Before the 1940s, 96% of all inpatient psychiatric services were provided in publicly funded state mental hospitals and veterans’ hospitals, with nearly all of the remainder provided in private psychiatric hospitals. Beginning in the 1930s, a few academic medical centers developed inpatient psychiatric services funded in part by grants from the Rockefeller Foundation
(2). From these limited services, the number of psychiatric beds in general hospitals expanded rapidly during the next 60 years, peaking at 54,434 in 1998
(1). In the 1980s, several factors led to the growth of psychiatric capacity in the private sector. The implementation of prospective payment under Medicare in 1982 with a diagnosis-related group methodology shortened lengths of stay and created capacity in the medical/surgical units of general hospitals and an incentive to develop inpatient psychiatric services that continued to receive retroactive cost-based reimbursement because there was insufficient information to predict resource use under diagnosis-related groups
(3). The fiscal value of inpatient psychiatric services also led to an expansion of investor-owned psychiatric hospitals, spurring private investment and capitalization. As a result of the increased availability of psychiatric inpatient beds and the private and public insurance to pay for them, expenditures for psychiatric services rose rapidly. In current dollars, expenditures by mental health organizations increased more than 11-fold between 1969 and 1998, from $3.3 billion to $38.5 billion
(1). Private insurers and employers became concerned that the increasing expenditures reflected provider-induced demand and an insurance "moral hazard." Insurers looked to specialty mental health management ("carve-out") companies to help control the growth of these costs. As they consolidated and were managing more covered lives, these organizations developed significant purchasing power, leading to reductions in hospital per diem rates and professional fees, often to a level below the fully allocated cost of these services. At the same time, expenditures for psychopharmacologic agents, often borne by the primary insurer, increased dramatically. Patients with combined medical and psychiatric disorders—an increasing and underrecognized population—were often outside the coverage of carve-out payers. In the 1990s, as the financial performance of inpatient psychiatric services deteriorated, general hospitals began to question whether inpatient psychiatric services were part of their core mission. Hospital turnaround consultants would usually point to the inpatient psychiatric unit as a financial drain and recommend closing it. For example, after eliminating two-thirds of its psychiatric inpatient capacity, only an outcry from the community and the nonpsychiatric medical staff prevented the renowned Beth Israel Deaconess Medical Center in Boston from closing its sole remaining psychiatric unit. A similar effort blocked the planned relocation of psychiatric beds to an off-site location from Fletcher Allen Health care, the main teaching hospital of the University of Vermont School of Medicine.

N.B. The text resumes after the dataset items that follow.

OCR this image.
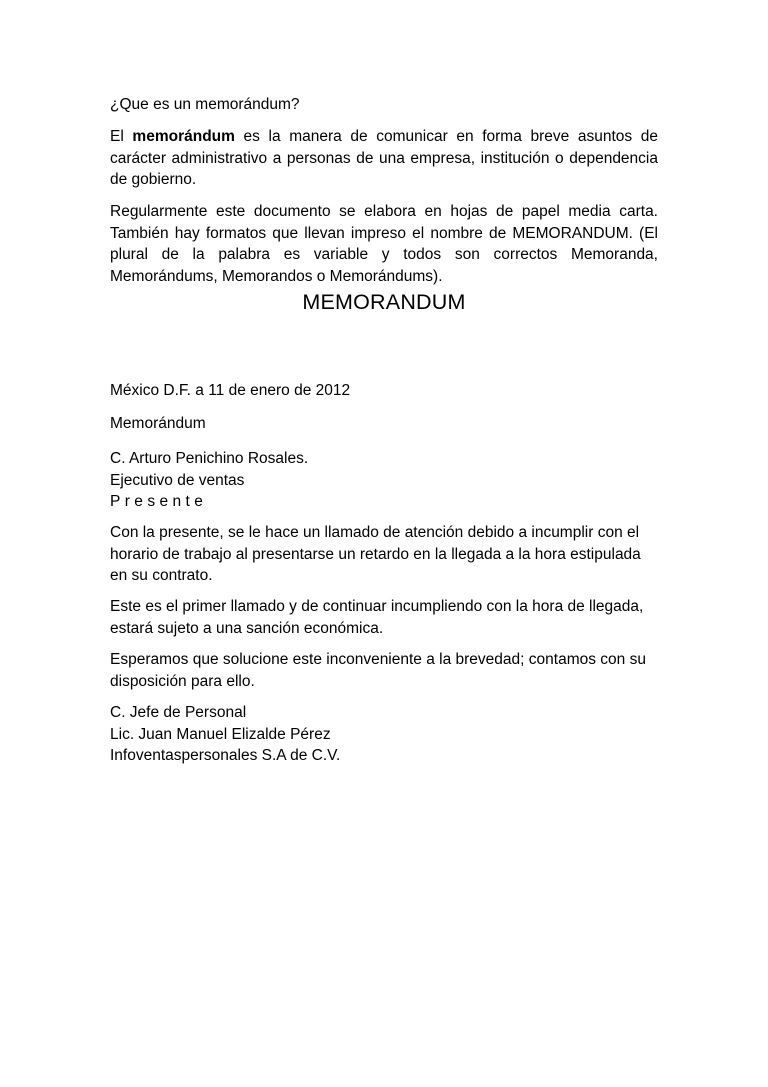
¿Que es un memorándum?
El memorándum es la manera de comunicar en forma breve asuntos de
carácter administrativo a personas de una empresa, institución o dependencia
de gobierno.
Regularmente este documento se elabora en hojas de papel media carta.
También hay formatos que llevan impreso el nombre de MEMORANDUM. (El
plural de la palabra es variable y todos son correctos Memoranda,
Memorándums, Memorandos o Memorándums).
MEMORANDUM
México D.F. a 11 de enero de 2012
Memorándum
C. Arturo Penichino Rosales.
Ejecutivo de ventas
Presente
Con la presente, se le hace un llamado de atención debido a incumplir con el
horario de trabajo al presentarse un retardo en la llegada a la hora estipulada
en su contrato.
Este es el primer llamado y de continuar incumpliendo con la hora de llegada,
estará sujeto a una sanción económica.
Esperamos que solucione este inconveniente a la brevedad; contamos con su
disposición para ello.
C. Jefe de Personal
Lic. Juan Manuel Elizalde Pérez
Infoventaspersonales S.A de C.V.
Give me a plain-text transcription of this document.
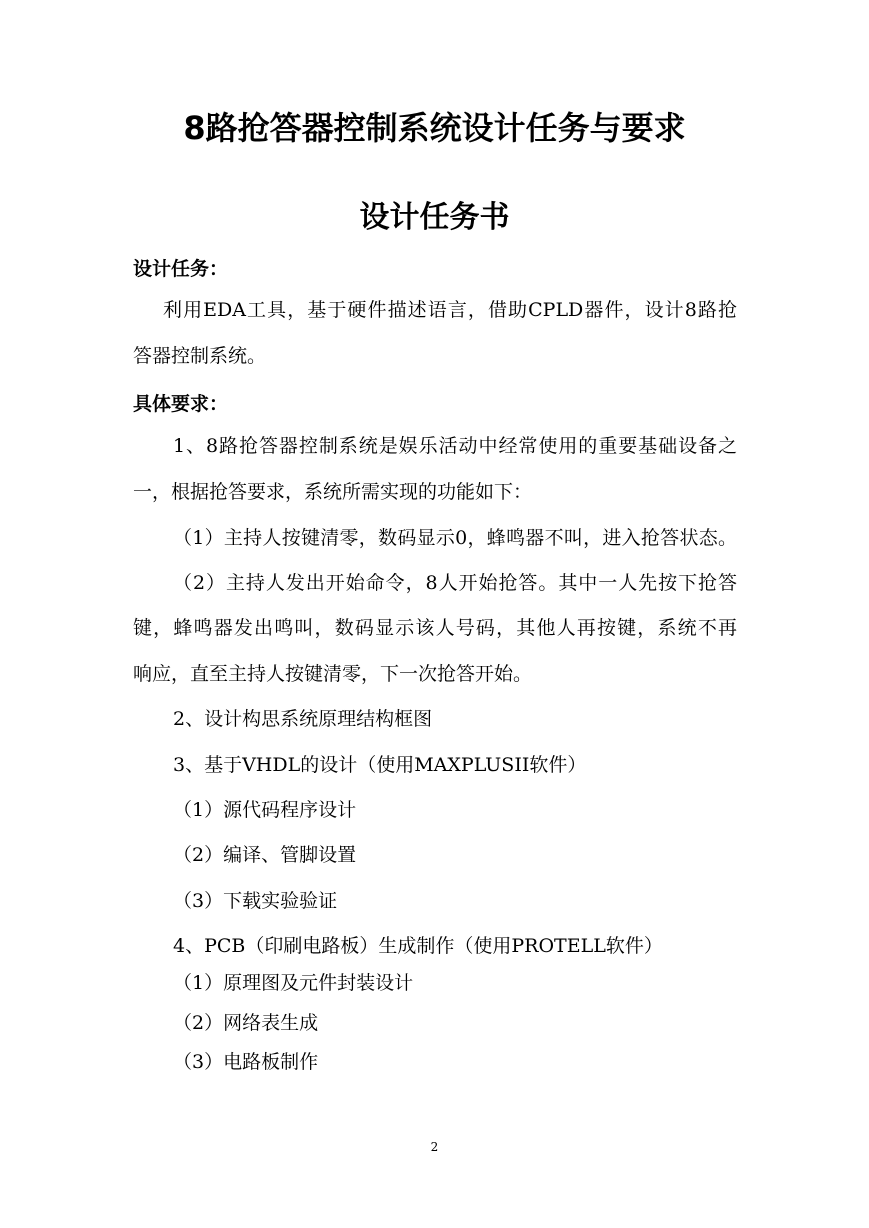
8路抢答器控制系统设计任务与要求
设计任务书
设计任务：
利用EDA工具，基于硬件描述语言，借助CPLD器件，设计8路抢
答器控制系统。
具体要求：
1、8路抢答器控制系统是娱乐活动中经常使用的重要基础设备之
一，根据抢答要求，系统所需实现的功能如下：
（1）主持人按键清零，数码显示0，蜂鸣器不叫，进入抢答状态。
（2）主持人发出开始命令，8人开始抢答。其中一人先按下抢答
键，蜂鸣器发出鸣叫，数码显示该人号码，其他人再按键，系统不再
响应，直至主持人按键清零，下一次抢答开始。
2、设计构思系统原理结构框图
3、基于VHDL的设计（使用MAXPLUSII软件）
（1）源代码程序设计
（2）编译、管脚设置
（3）下载实验验证
4、PCB（印刷电路板）生成制作（使用PROTELL软件）
（1）原理图及元件封装设计
（2）网络表生成
（3）电路板制作
2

Figure 1 illustrates the growth in psychiatric beds in general hospitals and then by 2002, a decrease to 40,202
(1). The number of general hospitals providing psychiatric services declined from 1,707 in 1998 to 1,285 in 2002
(1). (Inpatient beds in private psychiatric hospitals also increased from 14,295 in 1970 to a high of 44,871 in 1990 before dropping back to 25,095 in 2002.) Despite the recent decrease in beds, the number of psychiatric discharges from general hospitals increased from 1988 through 1994 by approximately 35%, from 1.4 to 1.9 million discharges
(1). General hospitals increasingly replaced public mental hospitals as the institutions caring for publicly funded patients
(4). Discharges from general hospital units for patients with serious mental illness increased by 34.7% from 1995 to 2002
(5). In addition to the difficult circumstances for inpatient care, negative margins associated with ambulatory, emergency, and consultation services make clinical services in general hospitals and in academic departments of psychiatry net losers requiring subsidies from hospital funds and/or faculty practice plans.